# This script was built to process and split the data into appropriate training and testing datasets.

In [1]:
from PIL import Image as img
import os
import random
import numpy as np
import shutil as sh
from tqdm import tqdm
from simple_gate_detector import create_dir_system

In [2]:
# helper function
def choice_pair(N, train_percent):
    """
    Inputs
    ------
    N : type = int OR list OR numpy.ndarray
        contains the the data to select a random sample from
    train_percent : type = int OR float
              value that goes from 0.0 to 1.0
              represents the fraction of elements to split N at

    Outputs
    -------
    2 lists : The first one is the random sampling of N with percent % number of elements from N
              The second list contains all the elements from N that are not in the first list
    """
    numeric = None
    if isinstance(N, int):
        tmp = range(N)
        numeric=True
    elif isinstance(N, list) or isinstance(N, np.ndarray):
        tmp = np.array(N)
        numeric = False
    else:
        print("Unsupported input type [N]. N should be an int, list, or numpy array.")
    random.shuffle(tmp)
    if numeric:
        cut = int(N * train_percent)
    else:
        cut = int(len(N) * train_percent)
    return tmp[:cut], tmp[cut:]

## Create folders that will hold the training and testing data (organized appropriately)

In [3]:
#make the necessary folders, rename the existing ones if necessary [gates directories]
CURR_DIR_CUSTOM = os.getenv("CURR_DIR_CUSTOM")
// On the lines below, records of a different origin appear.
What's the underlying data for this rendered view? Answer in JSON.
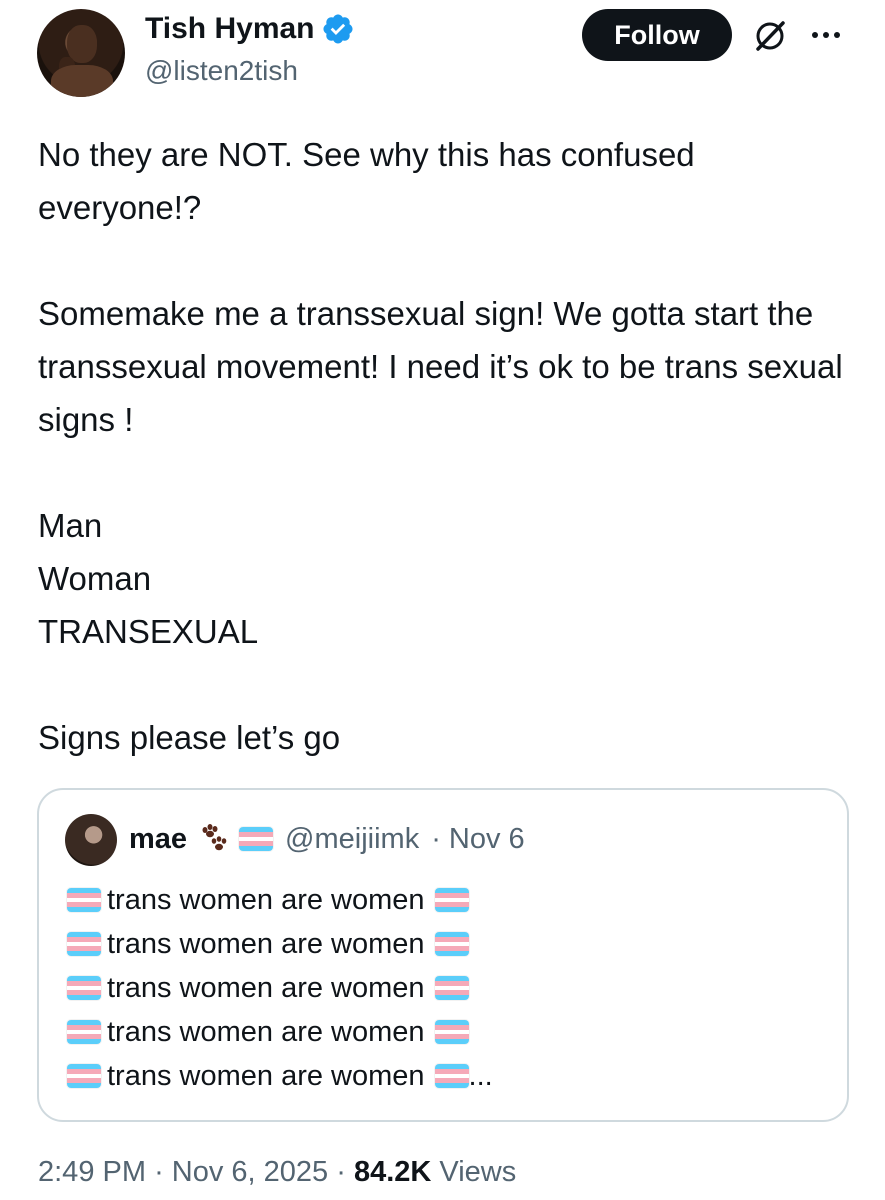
{
  "author": {
    "name": "Tish Hyman",
    "handle": "@listen2tish",
    "verified": true
  },
  "actions": {
    "follow_label": "Follow",
    "grok_icon": "grok-icon",
    "more_icon": "more-icon"
  },
  "tweet": {
    "paragraphs": [
      "No they are NOT. See why this has confused everyone!?",
      "Somemake me a transsexual sign! We gotta start the transsexual movement! I need it’s ok to be trans sexual signs !",
      "Man\nWoman\nTRANSEXUAL",
      "Signs please let’s go"
    ]
  },
  "quote": {
    "name": "mae",
    "handle": "@meijiimk",
    "date": "· Nov 6",
    "lines": [
      "trans women are women",
      "trans women are women",
      "trans women are women",
      "trans women are women",
      "trans women are women"
    ],
    "truncation": "..."
  },
  "meta": {
    "time": "2:49 PM",
    "date": "Nov 6, 2025",
    "views_count": "84.2K",
    "views_label": "Views"
  },
  "colors": {
    "text": "#0f1419",
    "secondary": "#536471",
    "verified": "#1d9bf0",
    "border": "#cfd9de",
    "trans_blue": "#5bcefa",
    "trans_pink": "#f5a9b8"
  }
}
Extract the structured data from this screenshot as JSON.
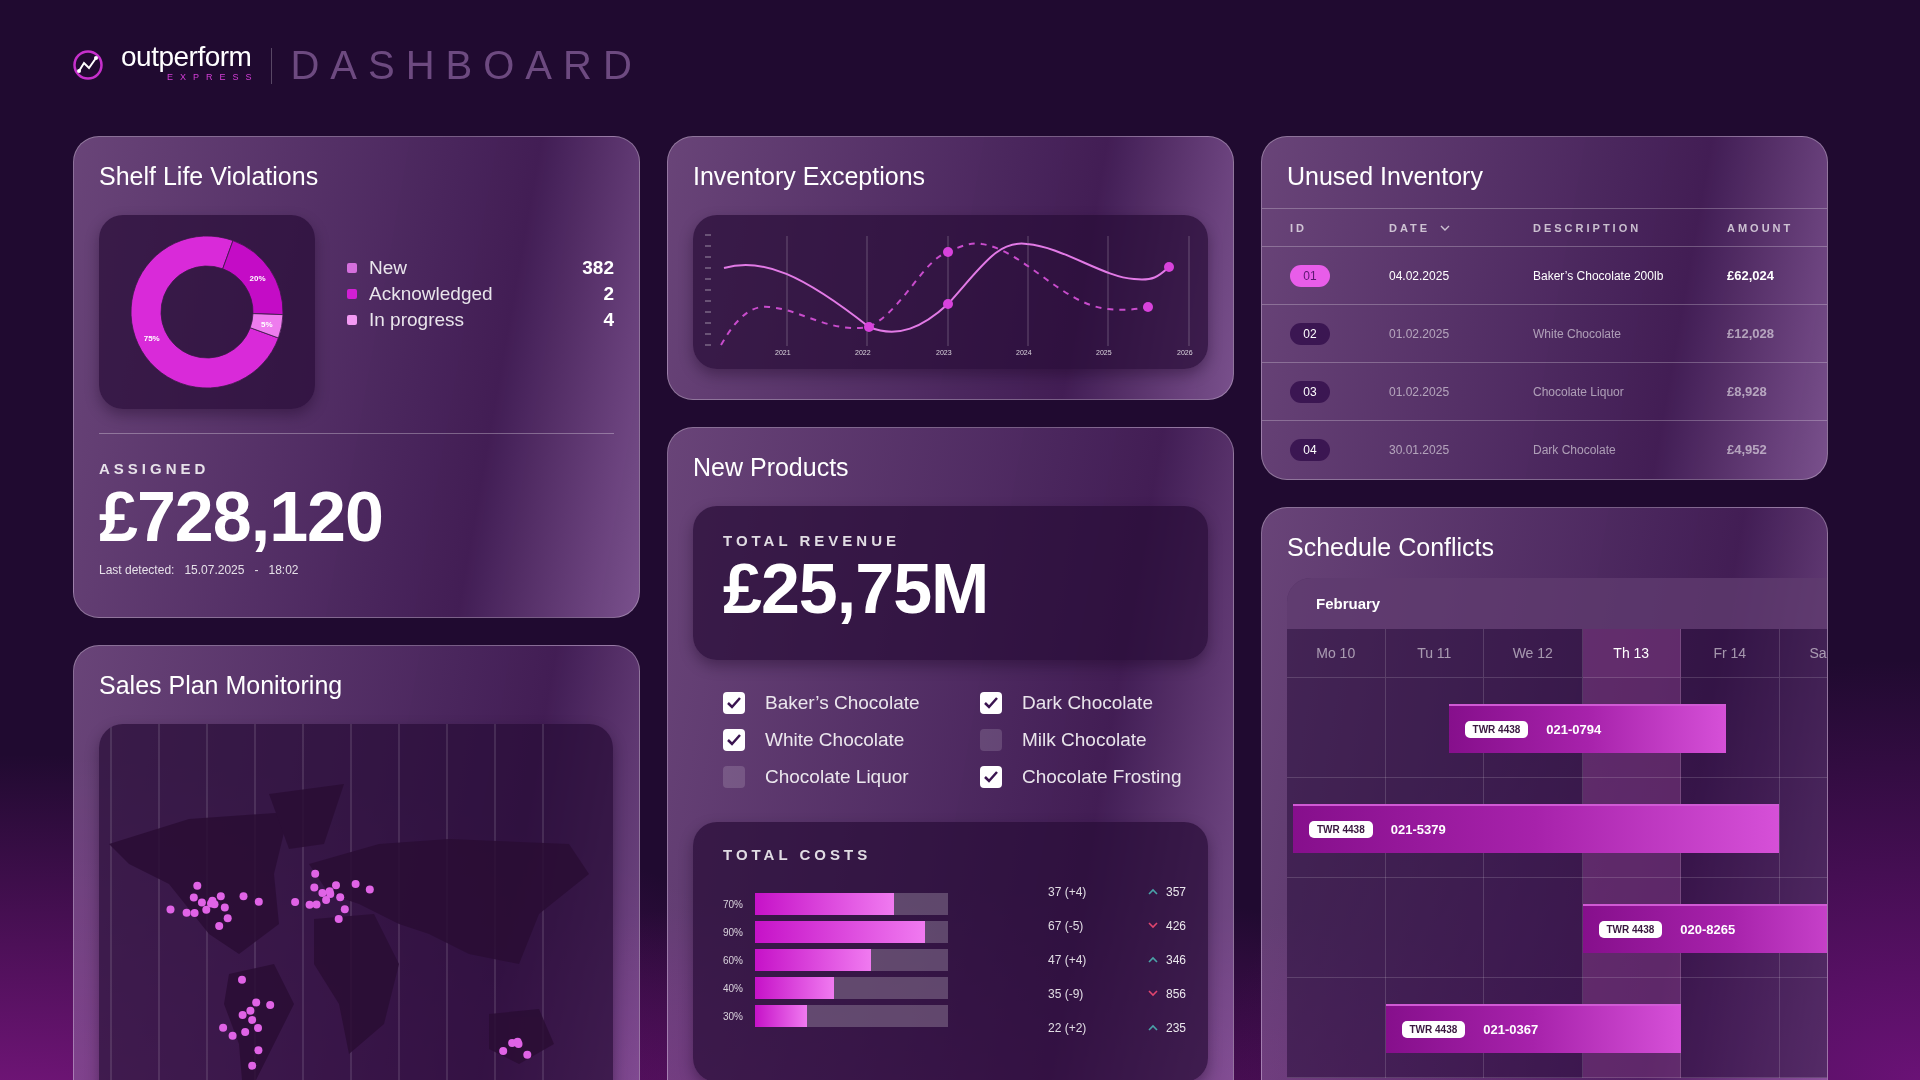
{
  "header": {
    "brand": "outperform",
    "brand_sub": "EXPRESS",
    "title": "DASHBOARD"
  },
  "shelf_life": {
    "title": "Shelf Life Violations",
    "chart_data": {
      "type": "donut",
      "values": [
        75,
        20,
        5
      ],
      "value_labels": [
        "75%",
        "20%",
        "5%"
      ]
    },
    "legend": [
      {
        "label": "New",
        "count": "382",
        "color": "#d46fdc"
      },
      {
        "label": "Acknowledged",
        "count": "2",
        "color": "#d21fd4"
      },
      {
        "label": "In progress",
        "count": "4",
        "color": "#f39af3"
      }
    ],
    "assigned_label": "ASSIGNED",
    "assigned_value": "£728,120",
    "detected_label": "Last detected:",
    "detected_date": "15.07.2025",
    "detected_sep": "-",
    "detected_time": "18:02"
  },
  "sales_plan": {
    "title": "Sales Plan Monitoring"
  },
  "inventory_exceptions": {
    "title": "Inventory Exceptions",
    "x_labels": [
      "2021",
      "2022",
      "2023",
      "2024",
      "2025",
      "2026"
    ]
  },
  "new_products": {
    "title": "New Products",
    "revenue_label": "TOTAL REVENUE",
    "revenue_value": "£25,75M",
    "products": [
      {
        "label": "Baker’s Chocolate",
        "checked": true
      },
      {
        "label": "Dark Chocolate",
        "checked": true
      },
      {
        "label": "White Chocolate",
        "checked": true
      },
      {
        "label": "Milk Chocolate",
        "checked": false
      },
      {
        "label": "Chocolate Liquor",
        "checked": false
      },
      {
        "label": "Chocolate Frosting",
        "checked": true
      }
    ],
    "costs": {
      "title": "TOTAL COSTS",
      "bars": [
        {
          "label": "70%",
          "level": 0.72
        },
        {
          "label": "90%",
          "level": 0.88
        },
        {
          "label": "60%",
          "level": 0.6
        },
        {
          "label": "40%",
          "level": 0.41
        },
        {
          "label": "30%",
          "level": 0.27
        }
      ],
      "stats": [
        {
          "value": "37 (+4)",
          "kind": "up",
          "total": "357"
        },
        {
          "value": "67 (-5)",
          "kind": "down",
          "total": "426"
        },
        {
          "value": "47 (+4)",
          "kind": "up",
          "total": "346"
        },
        {
          "value": "35 (-9)",
          "kind": "down",
          "total": "856"
        },
        {
          "value": "22 (+2)",
          "kind": "up",
          "total": "235"
        }
      ]
    }
  },
  "unused_inventory": {
    "title": "Unused Inventory",
    "columns": [
      {
        "label": "ID",
        "sortable": false
      },
      {
        "label": "DATE",
        "sortable": true
      },
      {
        "label": "DESCRIPTION",
        "sortable": false
      },
      {
        "label": "AMOUNT",
        "sortable": false
      }
    ],
    "rows": [
      {
        "id": "01",
        "date": "04.02.2025",
        "description": "Baker’s Chocolate 200lb",
        "amount": "£62,024",
        "selected": true
      },
      {
        "id": "02",
        "date": "01.02.2025",
        "description": "White Chocolate",
        "amount": "£12,028",
        "selected": false
      },
      {
        "id": "03",
        "date": "01.02.2025",
        "description": "Chocolate Liquor",
        "amount": "£8,928",
        "selected": false
      },
      {
        "id": "04",
        "date": "30.01.2025",
        "description": "Dark Chocolate",
        "amount": "£4,952",
        "selected": false
      }
    ]
  },
  "schedule": {
    "title": "Schedule Conflicts",
    "month": "February",
    "days": [
      {
        "label": "Mo 10",
        "selected": false
      },
      {
        "label": "Tu 11",
        "selected": false
      },
      {
        "label": "We 12",
        "selected": false
      },
      {
        "label": "Th 13",
        "selected": true
      },
      {
        "label": "Fr 14",
        "selected": false
      },
      {
        "label": "Sa",
        "selected": false
      }
    ],
    "events": [
      {
        "tag": "TWR 4438",
        "code": "021-0794"
      },
      {
        "tag": "TWR 4438",
        "code": "021-5379"
      },
      {
        "tag": "TWR 4438",
        "code": "020-8265"
      },
      {
        "tag": "TWR 4438",
        "code": "021-0367"
      }
    ]
  }
}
create_dir_system('gates', CURR_DIR_CUSTOM)
create_dir_system('images', CURR_DIR_CUSTOM+'/gates/')
create_dir_system('labels', CURR_DIR_CUSTOM+'/gates/')

create_dir_system('test', CURR_DIR_CUSTOM+'/gates/images/')
create_dir_system('train', CURR_DIR_CUSTOM+'/gates/images/')

create_dir_system('test', CURR_DIR_CUSTOM+'/gates/labels/')
create_dir_system('train', CURR_DIR_CUSTOM+'/gates/labels/')


TypeError: expected str, bytes or os.PathLike object, not NoneType

## Split training and testing data - approximately 80/20 split for training/testing

In [None]:
#random sampling of 500x500 images and populating the train and test directories
train_list, test_list = choice_pair(os.listdir(CURR_DIR_CUSTOM+'/source'), 0.8)
for filename in tqdm(train_list):
    sh.copy2(CURR_DIR_CUSTOM+'/source/'+filename, CURR_DIR_CUSTOM+'/gates/images/train/')
    sh.copy2(CURR_DIR_CUSTOM+'/source_labels/'+filename[:-4]+'.txt', CURR_DIR_CUSTOM+'/gates/labels/train/')

for filename in tqdm(test_list):
    sh.copy2(CURR_DIR_CUSTOM+'/source/'+filename, CURR_DIR_CUSTOM+'/gates/images/test/')
    sh.copy2(CURR_DIR_CUSTOM+'/source_labels/'+filename[:-4]+'.txt', CURR_DIR_CUSTOM+'/gates/labels/test/')